While a majority of state athletic associations still have an expectation for a fall football season, those 14 states along with the District of Columbia have already made the decision that no football will be played in 2020. Most are working on a plan to try and play a football season in late-winter or early-spring 2021.
Even within states that still plan to hold high school football competitions this fall there are individual conferences, districts and schools that have made independent decisions to cancel their teams’ seasons.
The Cleveland Senate Athletic League will not permit its members to play a fall football season. That prompted Glenville Academy safety Michael Gravely Jr., a three-star Michigan State commit, to transfer to nearby Euclid High School to be able to play his senior season. Conferences and districts in Kansas City and Philadelphia have similarly canceled their schools’ seasons even though the states they reside in plan to play this fall.
The places where no football will be conducted this fall includes big states like California, and small states like Delaware. There are Midwest states (Illinois, Michigan, Minnesota) and Southwest states (New Mexico, Nevada), though most are on the coasts. The state of Vermont, meanwhile, has determined that it will not be playing a full-contact season this fall, but may allow teams to play 7-on-7 football.
The number of states that eliminate a fall football season could grow in the coming weeks. Louisiana has already delayed the start of its high school season until October, and may scrap it altogether. Massachusetts and New York have tentative plans to play this fall, but are still considering moving the season to next spring.

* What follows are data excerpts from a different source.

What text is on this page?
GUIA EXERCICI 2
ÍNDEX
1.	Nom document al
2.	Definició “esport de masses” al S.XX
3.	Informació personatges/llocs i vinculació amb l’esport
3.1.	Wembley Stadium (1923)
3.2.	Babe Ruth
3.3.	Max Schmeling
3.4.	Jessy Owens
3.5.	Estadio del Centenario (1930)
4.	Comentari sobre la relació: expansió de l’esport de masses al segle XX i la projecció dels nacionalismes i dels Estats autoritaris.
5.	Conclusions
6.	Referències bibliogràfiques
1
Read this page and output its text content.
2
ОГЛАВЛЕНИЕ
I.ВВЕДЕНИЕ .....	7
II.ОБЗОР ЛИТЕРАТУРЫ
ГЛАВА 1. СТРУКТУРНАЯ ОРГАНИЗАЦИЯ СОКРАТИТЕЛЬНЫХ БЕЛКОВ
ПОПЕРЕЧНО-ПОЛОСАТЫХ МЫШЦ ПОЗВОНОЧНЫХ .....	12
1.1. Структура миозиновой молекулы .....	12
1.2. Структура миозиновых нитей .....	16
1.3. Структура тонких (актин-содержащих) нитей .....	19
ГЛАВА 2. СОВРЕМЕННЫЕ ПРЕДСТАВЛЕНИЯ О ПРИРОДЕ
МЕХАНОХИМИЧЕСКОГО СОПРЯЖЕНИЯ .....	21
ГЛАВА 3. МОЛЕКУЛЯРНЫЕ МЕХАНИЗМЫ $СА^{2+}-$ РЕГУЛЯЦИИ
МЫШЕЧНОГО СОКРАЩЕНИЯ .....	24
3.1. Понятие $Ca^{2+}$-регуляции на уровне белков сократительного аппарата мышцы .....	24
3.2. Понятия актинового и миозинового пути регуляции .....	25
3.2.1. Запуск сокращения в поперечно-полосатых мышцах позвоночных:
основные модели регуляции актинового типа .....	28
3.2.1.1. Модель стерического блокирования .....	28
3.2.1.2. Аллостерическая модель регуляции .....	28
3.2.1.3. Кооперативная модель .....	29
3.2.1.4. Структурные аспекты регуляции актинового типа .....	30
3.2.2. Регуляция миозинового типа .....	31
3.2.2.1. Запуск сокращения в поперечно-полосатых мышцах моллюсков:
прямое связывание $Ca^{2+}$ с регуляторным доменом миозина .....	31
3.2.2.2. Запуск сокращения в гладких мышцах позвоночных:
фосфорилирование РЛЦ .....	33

On the other side of the ledger are states going forward this fall with little or no adjustments to their schedules. On the same day Michigan announced it was abandoning the fall football season, the Florida High School Athletic Association voted to allow schools to begin fall sports starting Aug. 24. States like Alabama, Indiana and Oklahoma will have on-time starts and full schedules, while states like Connecticut and Ohio have reduced their regular seasons down to six games.
Which brings us back to Utah. The Beehive State will be the first test case to see if high school sports can exist in the era of COVID-19, and more states will come on-line in the next few weeks. The early success or failure of those endeavors will determine if any will finish a football season this fall.